Aux manettes de Rappler, un site très critique du président philippin, Rodrigo Duterte, Mme Ressa est l’objet de sept poursuites judiciaires dans son pays qui pourraient, selon elle, lui valoir au total une centaine d’années de prison. Condamnée pour diffamation l’an dernier mais en liberté conditionnelle, elle a été contrainte de demander à quatre tribunaux la permission d’aller chercher son Nobel.

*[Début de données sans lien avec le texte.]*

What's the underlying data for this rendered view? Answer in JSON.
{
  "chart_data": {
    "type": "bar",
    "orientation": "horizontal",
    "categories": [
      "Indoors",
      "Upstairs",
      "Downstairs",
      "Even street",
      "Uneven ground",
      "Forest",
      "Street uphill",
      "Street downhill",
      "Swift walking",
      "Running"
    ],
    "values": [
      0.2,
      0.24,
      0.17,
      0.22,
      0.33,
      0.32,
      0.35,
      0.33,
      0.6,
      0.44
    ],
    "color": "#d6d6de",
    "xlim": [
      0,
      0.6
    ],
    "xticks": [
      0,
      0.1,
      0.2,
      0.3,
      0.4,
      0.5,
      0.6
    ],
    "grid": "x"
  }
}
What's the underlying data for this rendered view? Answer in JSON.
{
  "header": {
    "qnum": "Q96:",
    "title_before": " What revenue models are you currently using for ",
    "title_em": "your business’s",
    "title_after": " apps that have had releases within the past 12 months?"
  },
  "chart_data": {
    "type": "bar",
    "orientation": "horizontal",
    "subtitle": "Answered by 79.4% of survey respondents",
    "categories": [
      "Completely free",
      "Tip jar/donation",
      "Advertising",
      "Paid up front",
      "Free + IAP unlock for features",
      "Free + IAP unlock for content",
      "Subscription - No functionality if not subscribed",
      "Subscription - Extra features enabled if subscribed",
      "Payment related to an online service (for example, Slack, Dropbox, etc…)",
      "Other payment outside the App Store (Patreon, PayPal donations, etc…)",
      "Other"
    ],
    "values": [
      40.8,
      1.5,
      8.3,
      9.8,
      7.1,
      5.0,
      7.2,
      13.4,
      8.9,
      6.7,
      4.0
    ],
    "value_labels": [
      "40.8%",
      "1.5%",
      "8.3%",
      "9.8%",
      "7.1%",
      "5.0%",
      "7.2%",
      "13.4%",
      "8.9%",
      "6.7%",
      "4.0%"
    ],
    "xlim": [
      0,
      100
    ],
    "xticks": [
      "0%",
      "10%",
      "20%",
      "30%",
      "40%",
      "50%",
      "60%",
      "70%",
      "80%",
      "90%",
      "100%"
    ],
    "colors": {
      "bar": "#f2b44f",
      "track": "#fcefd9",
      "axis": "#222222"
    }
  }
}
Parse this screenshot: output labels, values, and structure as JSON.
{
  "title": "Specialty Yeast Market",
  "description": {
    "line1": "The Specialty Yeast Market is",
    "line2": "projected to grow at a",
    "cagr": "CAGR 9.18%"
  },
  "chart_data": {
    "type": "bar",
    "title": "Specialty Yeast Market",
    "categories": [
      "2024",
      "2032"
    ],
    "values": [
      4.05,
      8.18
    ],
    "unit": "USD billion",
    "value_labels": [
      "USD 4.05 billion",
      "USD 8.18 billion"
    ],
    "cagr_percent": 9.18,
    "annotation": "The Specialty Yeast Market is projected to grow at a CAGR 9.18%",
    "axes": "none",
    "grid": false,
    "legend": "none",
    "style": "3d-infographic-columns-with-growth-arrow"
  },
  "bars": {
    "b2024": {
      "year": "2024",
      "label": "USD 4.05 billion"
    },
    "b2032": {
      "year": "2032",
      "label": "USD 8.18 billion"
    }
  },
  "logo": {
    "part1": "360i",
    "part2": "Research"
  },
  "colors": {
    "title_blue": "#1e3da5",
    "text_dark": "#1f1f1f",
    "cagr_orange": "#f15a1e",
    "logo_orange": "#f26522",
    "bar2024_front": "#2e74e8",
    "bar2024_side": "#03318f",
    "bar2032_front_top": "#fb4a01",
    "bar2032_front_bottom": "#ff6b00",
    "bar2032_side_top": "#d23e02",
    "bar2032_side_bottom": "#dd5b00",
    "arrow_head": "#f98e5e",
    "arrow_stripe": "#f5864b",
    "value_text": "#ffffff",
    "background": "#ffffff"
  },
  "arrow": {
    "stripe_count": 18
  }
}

Record de journalistes emprisonnés

Au 1er décembre, au moins 1 636 journalistes avaient été tués sur la planète en vingt ans, selon un bilan de Reporters sans frontières, dont 46 depuis le début de l’année. Par ailleurs, avec 293 reporters derrière les barreaux, jamais le nombre de journalistes emprisonnés dans le monde n’a été aussi élevé, d’après le Comité pour la protection des journalistes.

« Rapporter l’information au public peut en soi prévenir la guerre », a résumé la présidente du comité Nobel norvégien, Berit Reiss-Andersen : « Le rôle de la presse est de lever le voile sur les agressions et les abus de pouvoir, et de contribuer ainsi à la paix. »

La cérémonie d’Oslo a aussi vu le chef du Programme alimentaire mondial, David Beasley, prononcer le discours de remerciement pour le Nobel attribué l’an dernier à l’agence humanitaire de l’ONU. En 2020, les festivités avaient été annulées à cause de la pandémie.